Nolan Johnson speaks with Michael Gay of Isola and Chris Hunrath of Insulectro about the release of their new halogen-free, high-thermal reliability material, which they hope fills the gap in the market between epoxies and polyimides.
Nolan Johnson: I understand there’s something new on the market for us to talk about. Why don’t you tell us what it is and what the application is?
Michael Gay: Quite a few years ago, the automotive industry OEMs were looking for an alternative to ceramic-based materials for high temperature applications. They wanted something that was less costly. They wanted something that would fill in the gap between typical FR-4 applications and ceramics. A consortium called The Help Project was developed with several large OEMs and other industry participants in the automotive sector who wanted to work together and develop this material. We started with about a half-dozen different candidates and then whittled it down, making comparison to products like 370HR, which is a typical FR-4 lead-free compatible material. We started doing evaluations and we came up with the product we now call IS550H.
Johnson: And this is a new product?
Gay: Yes, it’s brand new. We launched this product about four or five weeks ago. The product is manufactured in Asia. It’s really directed toward the automotive industry, but because of the properties of the material, it can actually be applied to other industries where high temperatures and high voltage CAF performance are required.
Johnson: From the automotive application perspective, how is this a response to the demands of OEMs?
Chris Hunrath: High-speed charging is an obvious area of concern, and one of the ways you accomplish that is using higher voltage. You need something with very good dielectric properties. Epoxy is good, but this material is better. Rapid charging drives this heavy copper requirement as well as the ability to make circuits and embed them in the dielectric material. With thermal performance, in the organic substrates, it has always been the domain of polyimide, with epoxies, multifunctional epoxies, and some materials in between. But there was a space between polyimide and epoxy, and we knew that polyimide doesn’t do certain things very well. It absorbs moisture, but it gets brittle as it cures. It is very decomposition resistant, but it does have some other drawbacks.

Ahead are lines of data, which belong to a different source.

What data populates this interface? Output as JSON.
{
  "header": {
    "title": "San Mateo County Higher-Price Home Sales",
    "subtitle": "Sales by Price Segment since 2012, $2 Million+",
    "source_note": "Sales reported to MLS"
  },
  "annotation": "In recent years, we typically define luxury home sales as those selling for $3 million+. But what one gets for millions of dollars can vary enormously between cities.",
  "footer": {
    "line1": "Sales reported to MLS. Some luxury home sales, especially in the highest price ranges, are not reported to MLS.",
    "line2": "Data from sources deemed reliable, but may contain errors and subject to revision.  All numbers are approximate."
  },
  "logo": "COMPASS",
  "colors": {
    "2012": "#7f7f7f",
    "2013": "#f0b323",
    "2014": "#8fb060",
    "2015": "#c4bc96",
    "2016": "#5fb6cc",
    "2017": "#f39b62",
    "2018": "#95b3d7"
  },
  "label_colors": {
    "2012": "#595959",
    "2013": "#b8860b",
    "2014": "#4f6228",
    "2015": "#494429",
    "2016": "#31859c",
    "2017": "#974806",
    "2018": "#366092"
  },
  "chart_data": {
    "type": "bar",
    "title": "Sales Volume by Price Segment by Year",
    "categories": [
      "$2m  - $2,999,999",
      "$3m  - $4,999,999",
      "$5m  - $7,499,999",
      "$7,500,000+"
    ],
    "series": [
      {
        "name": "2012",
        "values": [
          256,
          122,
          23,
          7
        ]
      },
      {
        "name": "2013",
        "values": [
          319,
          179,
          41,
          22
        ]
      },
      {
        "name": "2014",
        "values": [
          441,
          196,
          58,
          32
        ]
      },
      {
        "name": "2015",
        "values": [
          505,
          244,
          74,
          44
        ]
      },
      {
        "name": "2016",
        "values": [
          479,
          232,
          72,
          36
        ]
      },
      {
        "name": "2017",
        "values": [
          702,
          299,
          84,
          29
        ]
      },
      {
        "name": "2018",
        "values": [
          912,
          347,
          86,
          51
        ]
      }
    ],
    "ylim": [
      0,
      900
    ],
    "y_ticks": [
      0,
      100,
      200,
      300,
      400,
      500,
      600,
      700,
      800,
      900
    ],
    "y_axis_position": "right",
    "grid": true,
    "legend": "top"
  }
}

As Michael mentioned, ceramics are very good in certain applications for high temperature, but you can’t do everything you want to do in circuitry in ceramics that you can easily do with a PCB material or organic PCB material. This just gives the engineers and designers a whole lot of options when they’re designing circuits. The base resin chemistry (I don’t believe it’s proprietary) is something called benzoxazine, and it’s a newer resin system. It’s been around for a long time, but it’s newer than epoxy. The way it cross-links and the way it behaves in high temperature applications is different. It has actually been used in aircraft bodies. You’ve heard the airline industry is moving away from aluminum parts to composite parts. Well, this is the resin that is being used. Resin has to be able to flow and fill large features very well, but it also has to withstand temperature variations. Think of an aircraft on the runway vs. an aircraft in the upper atmosphere—we see some pretty wide temperature changes. This resin chemistry does all those things very well.